Cinco metas para Colombia 2030
En mis clases suelo preguntar: si una empresa no sabe dónde quiere estar en cinco años, ¿cómo decide dónde invertir, qué capacidades desarrollar y a qué renunciar? La pregunta vale para Colombia: ¿sabemos dónde queremos estar en 2030?
Los países necesitan dirección, no programas e indicadores. Una buena estrategia selecciona pocas prioridades. En las empresas llamamos Mega a una gran aspiración movilizadora, con indicadores y metas para medir el avance.
En el Congreso de la Andi escuché una aspiración: Colombia debería crecer a 5% anual. Me pareció correcta, pero surgió la pregunta que haría en clase: ¿para qué queremos crecer a 5%?
El crecimiento es indispensable, pero insuficiente. Colombia creció 2,6% en 2025. Llegar a 5% casi duplicaría nuestro ritmo y exigiría inversión, productividad, empresas, infraestructura y confianza. Pero crecer no puede ser el propósito de una sociedad.
Amartya Sen recuerda que una sociedad progresa cuando amplía las capacidades reales de las personas para educarse, trabajar, vivir saludablemente, emprender, participar y construir el proyecto de vida que valoran. El crecimiento es un medio; las capacidades humanas, el propósito.
Si Colombia fuera un caso de escuela de negocios, escribiría cinco números:
5% - 450 - 5% - 60% - 80
El primero: 5% de crecimiento anual del PIB. Una economía más dinámica, capaz de producir riqueza, atraer inversión y generar oportunidades de manera sostenible, no solo en un año excepcional.

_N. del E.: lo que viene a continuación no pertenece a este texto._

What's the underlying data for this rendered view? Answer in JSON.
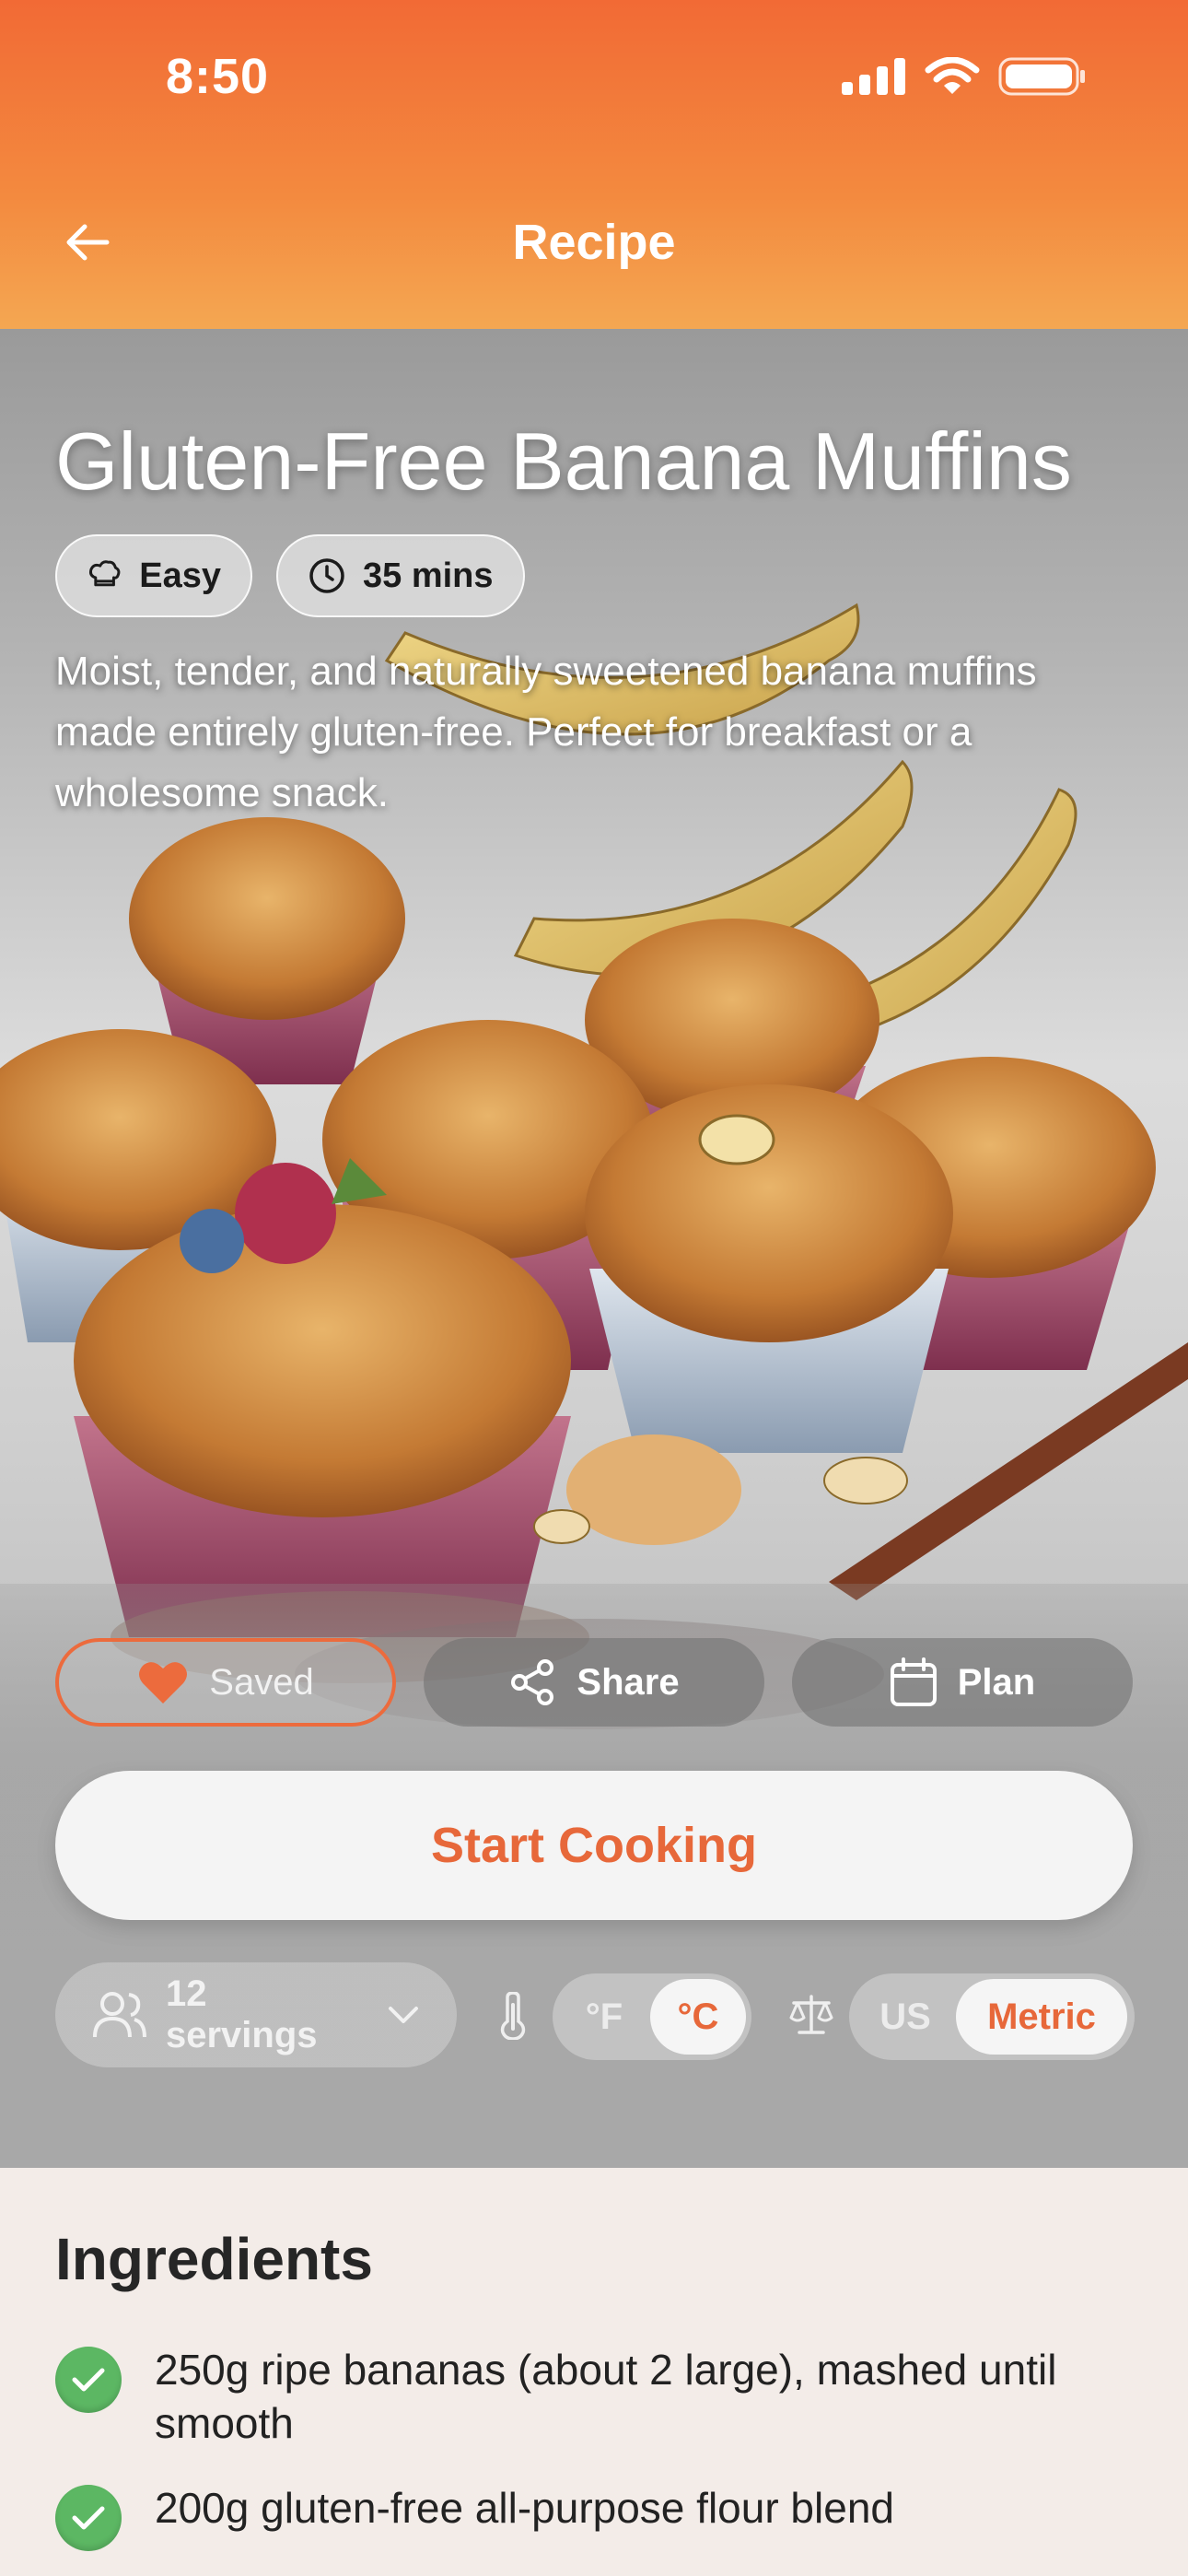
{
  "status": {
    "time": "8:50"
  },
  "nav": {
    "title": "Recipe"
  },
  "recipe": {
    "title": "Gluten-Free Banana Muffins",
    "difficulty": "Easy",
    "time": "35 mins",
    "description": "Moist, tender, and naturally sweetened banana muffins made entirely gluten-free. Perfect for breakfast or a wholesome snack."
  },
  "actions": {
    "saved": "Saved",
    "share": "Share",
    "plan": "Plan"
  },
  "start_cooking": "Start Cooking",
  "controls": {
    "servings": "12 servings",
    "temp_f": "°F",
    "temp_c": "°C",
    "temp_selected": "°C",
    "unit_us": "US",
    "unit_metric": "Metric",
    "unit_selected": "Metric"
  },
  "ingredients": {
    "heading": "Ingredients",
    "items": [
      {
        "text": "250g ripe bananas (about 2 large), mashed until smooth",
        "checked": true
      },
      {
        "text": "200g gluten-free all-purpose flour blend",
        "checked": true
      }
    ]
  },
  "colors": {
    "accent": "#e7683a",
    "header_top": "#f26a35",
    "header_bottom": "#f4a752",
    "check": "#5cb763"
  },
  "icons": [
    "signal-icon",
    "wifi-icon",
    "battery-icon",
    "back-arrow-icon",
    "chef-hat-icon",
    "clock-icon",
    "heart-icon",
    "share-icon",
    "calendar-icon",
    "people-icon",
    "chevron-down-icon",
    "thermometer-icon",
    "scale-icon",
    "checkmark-icon"
  ]
}
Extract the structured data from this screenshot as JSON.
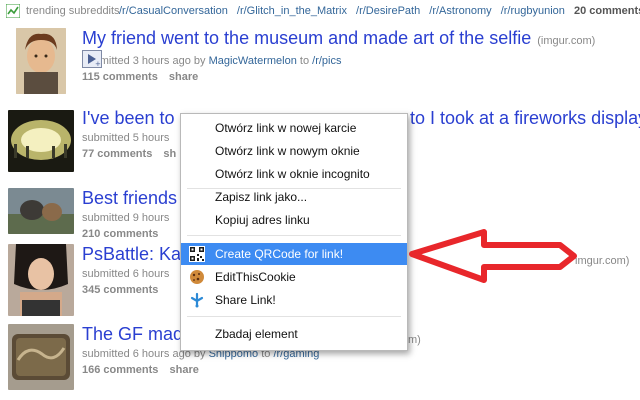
{
  "trending": {
    "label": "trending subreddits",
    "links": [
      "/r/CasualConversation",
      "/r/Glitch_in_the_Matrix",
      "/r/DesirePath",
      "/r/Astronomy",
      "/r/rugbyunion"
    ],
    "count": "20 comments"
  },
  "posts": [
    {
      "title": "My friend went to the museum and made art of the selfie",
      "domain": "(imgur.com)",
      "submitted": "submitted 3 hours ago by",
      "user": "MagicWatermelon",
      "to": "to",
      "subreddit": "/r/pics",
      "comments": "115 comments",
      "share": "share"
    },
    {
      "title": "I've been to",
      "title_tail": "to I took at a fireworks display",
      "submitted": "submitted 5 hours",
      "comments": "77 comments",
      "share_partial": "sh"
    },
    {
      "title": "Best friends",
      "submitted": "submitted 9 hours",
      "comments": "210 comments"
    },
    {
      "title": "PsBattle: Ka",
      "domain": "imgur.com)",
      "submitted": "submitted 6 hours",
      "comments": "345 comments"
    },
    {
      "title": "The GF mad",
      "domain_partial": "m)",
      "submitted": "submitted 6 hours ago by",
      "user": "Shippomo",
      "to": "to",
      "subreddit": "/r/gaming",
      "comments": "166 comments",
      "share": "share"
    }
  ],
  "context_menu": {
    "items": [
      "Otwórz link w nowej karcie",
      "Otwórz link w nowym oknie",
      "Otwórz link w oknie incognito",
      "Zapisz link jako...",
      "Kopiuj adres linku",
      "Create QRCode for link!",
      "EditThisCookie",
      "Share Link!",
      "Zbadaj element"
    ],
    "highlighted_index": 5,
    "highlight_color": "#3d8bf2"
  },
  "annotation": {
    "arrow_color": "#e8272b"
  },
  "colors": {
    "link": "#2a3fd1",
    "meta_link": "#336699",
    "meta": "#888888"
  }
}
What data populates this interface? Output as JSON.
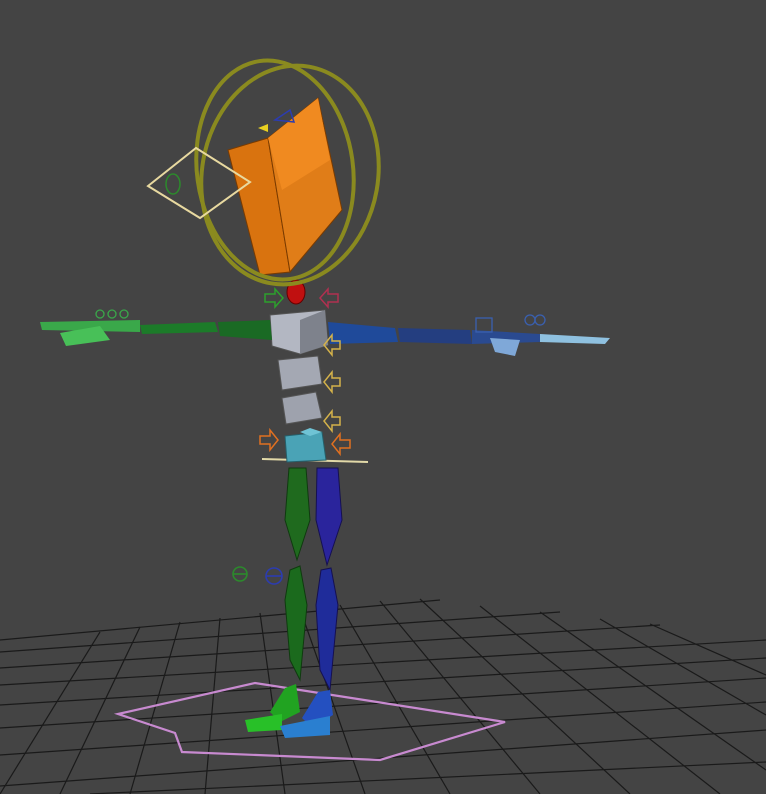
{
  "viewport": {
    "background": "#444444",
    "grid_color": "#1a1a1a"
  },
  "rig": {
    "head_color": "#d9730f",
    "ring_color": "#8a8a1f",
    "spine_color": "#8c909c",
    "pelvis_color": "#3a8ea0",
    "left_color": "#1e6e1e",
    "right_color": "#23238c",
    "left_arm_color": "#1d7a2a",
    "right_arm_color": "#1f3a7a",
    "footprint_color": "#c88ad0",
    "helper_color": "#d4b24a",
    "neck_color": "#c01010"
  }
}
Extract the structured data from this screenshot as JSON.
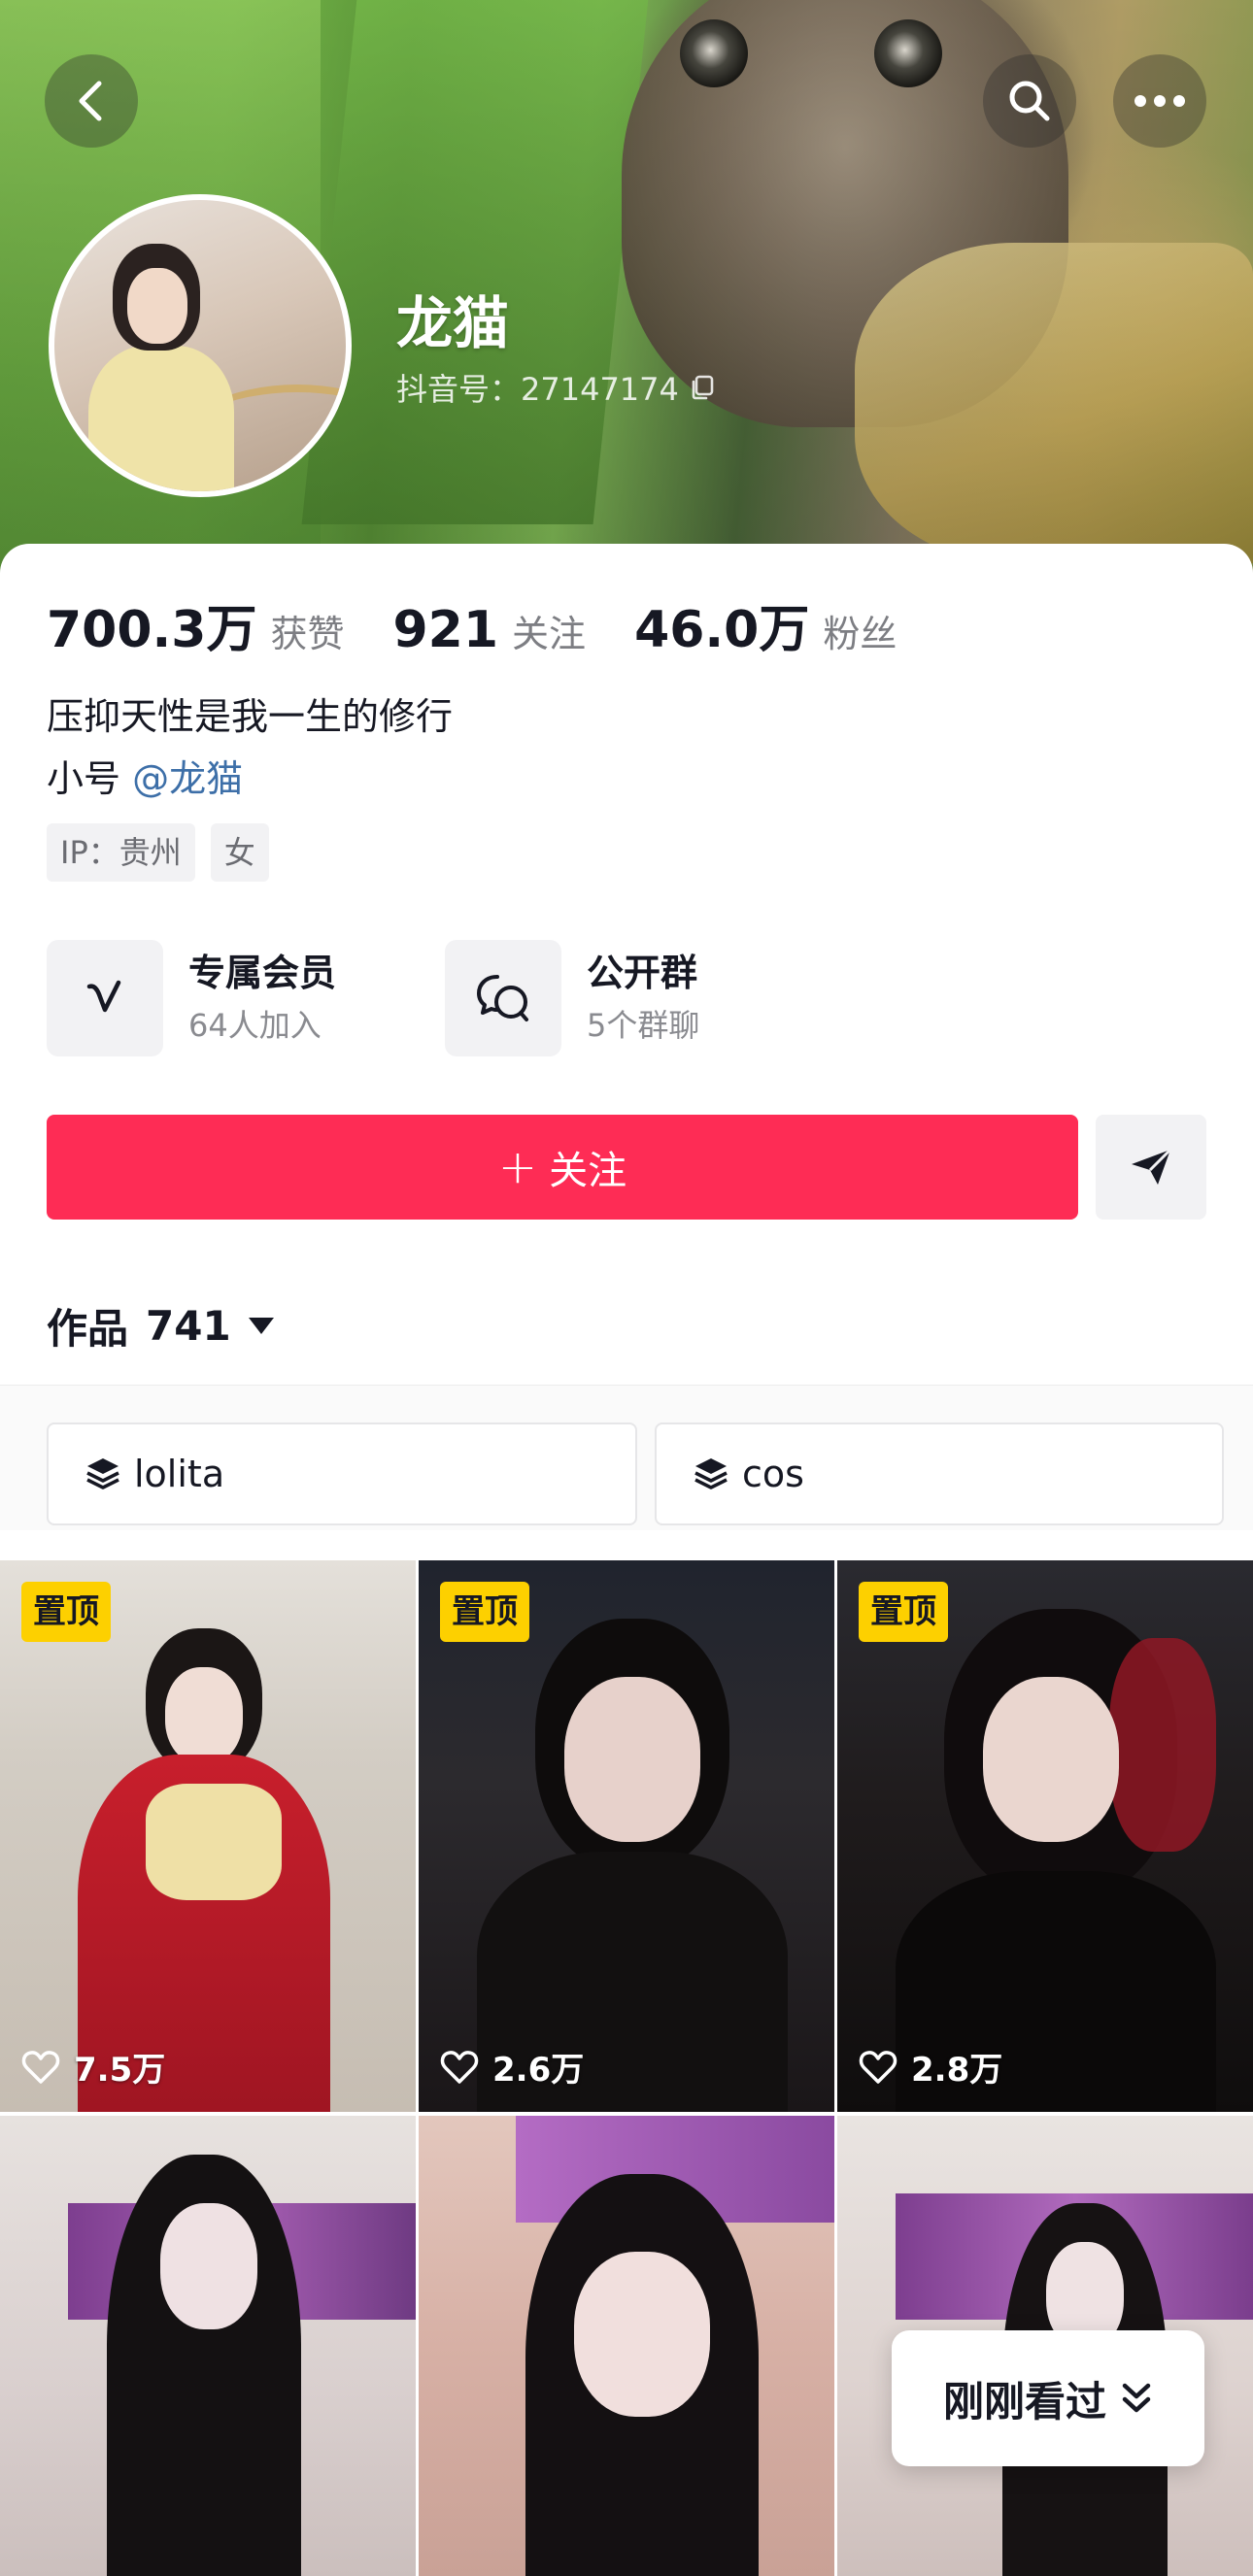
{
  "header": {
    "name": "龙猫",
    "douyin_id": "抖音号：27147174",
    "icons": {
      "back": "back-icon",
      "search": "search-icon",
      "more": "more-icon",
      "copy": "copy-icon"
    }
  },
  "stats": [
    {
      "value": "700.3万",
      "label": "获赞"
    },
    {
      "value": "921",
      "label": "关注"
    },
    {
      "value": "46.0万",
      "label": "粉丝"
    }
  ],
  "bio": {
    "line1": "压抑天性是我一生的修行",
    "line2_prefix": "小号 ",
    "mention": "@龙猫"
  },
  "tags": [
    "IP：贵州",
    "女"
  ],
  "features": [
    {
      "title": "专属会员",
      "subtitle": "64人加入",
      "icon": "v-member-icon"
    },
    {
      "title": "公开群",
      "subtitle": "5个群聊",
      "icon": "group-chat-icon"
    }
  ],
  "actions": {
    "follow_plus": "+",
    "follow_label": "关注",
    "send_icon": "send-icon"
  },
  "works": {
    "label": "作品",
    "count": "741"
  },
  "collections": [
    {
      "label": "lolita",
      "icon": "stack-icon"
    },
    {
      "label": "cos",
      "icon": "stack-icon"
    }
  ],
  "videos": [
    {
      "pinned": "置顶",
      "likes": "7.5万"
    },
    {
      "pinned": "置顶",
      "likes": "2.6万"
    },
    {
      "pinned": "置顶",
      "likes": "2.8万"
    },
    {
      "pinned": "",
      "likes": ""
    },
    {
      "pinned": "",
      "likes": ""
    },
    {
      "pinned": "",
      "likes": ""
    }
  ],
  "recent": {
    "label": "刚刚看过",
    "icon": "double-chevron-down-icon"
  },
  "colors": {
    "accent": "#fe2c55",
    "pin_badge": "#fdd000",
    "mention": "#3d6fa8"
  }
}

El segundo: 450 puntos o más en Pisa. En 2022, Colombia obtuvo 383 en matemáticas, 409 en lectura y 411 en ciencias. Alcanzar 450 fortalecería las capacidades de nuestros jóvenes para competir e innovar. Los resultados de Pisa 2025 permitirán recalibrar la meta.
El tercero: menos de 5% de pobreza multidimensional. Colombia cerró 2025 en 9,9%, frente a 11,5% en 2024. La meta no es solo aumentar ingresos, sino superar privaciones en educación, trabajo, salud, vivienda y servicios básicos.
El cuarto: 60% de formalidad laboral. La informalidad representa 54,5% de los ocupados. Formalizar no es perseguir al trabajador informal, sino impulsar empresas productivas y ampliar el acceso a protección social, financiación y capacitación.
El quinto: 80 años de esperanza de vida. Una sociedad que progresa no solo produce más: logra que sus ciudadanos vivan más y mejor. El desarrollo económico debe convertirse en bienestar humano.
Estos cinco números formarían una Mega para Colombia 2030: crecer a 5%, superar 450 puntos en Pisa, reducir la pobreza multidimensional por debajo de 5%, alcanzar 60% de formalidad y llevar la esperanza de vida a 80 años.
Ningún presidente podría lograrlo por decreto. Se requerirían seguridad, instituciones confiables, disciplina fiscal, inversión, infraestructura, productividad, innovación y un Estado más capaz. Pero no confundamos medios con resultados: carreteras, presupuestos o reformas pueden ser necesarios; importa qué resultados producen.
Al terminar una discusión de estrategia, pregunto qué cinco indicadores llevarían a una junta directiva. La restricción obliga a pensar. Colombia debería hacer ese ejercicio.
Tenemos demasiadas discusiones sobre programas, reformas y presupuestos, y pocas sobre resultados nacionales. Colombia no necesita cien prioridades para 2030, sino pocas metas capaces de alinear nuestras decisiones.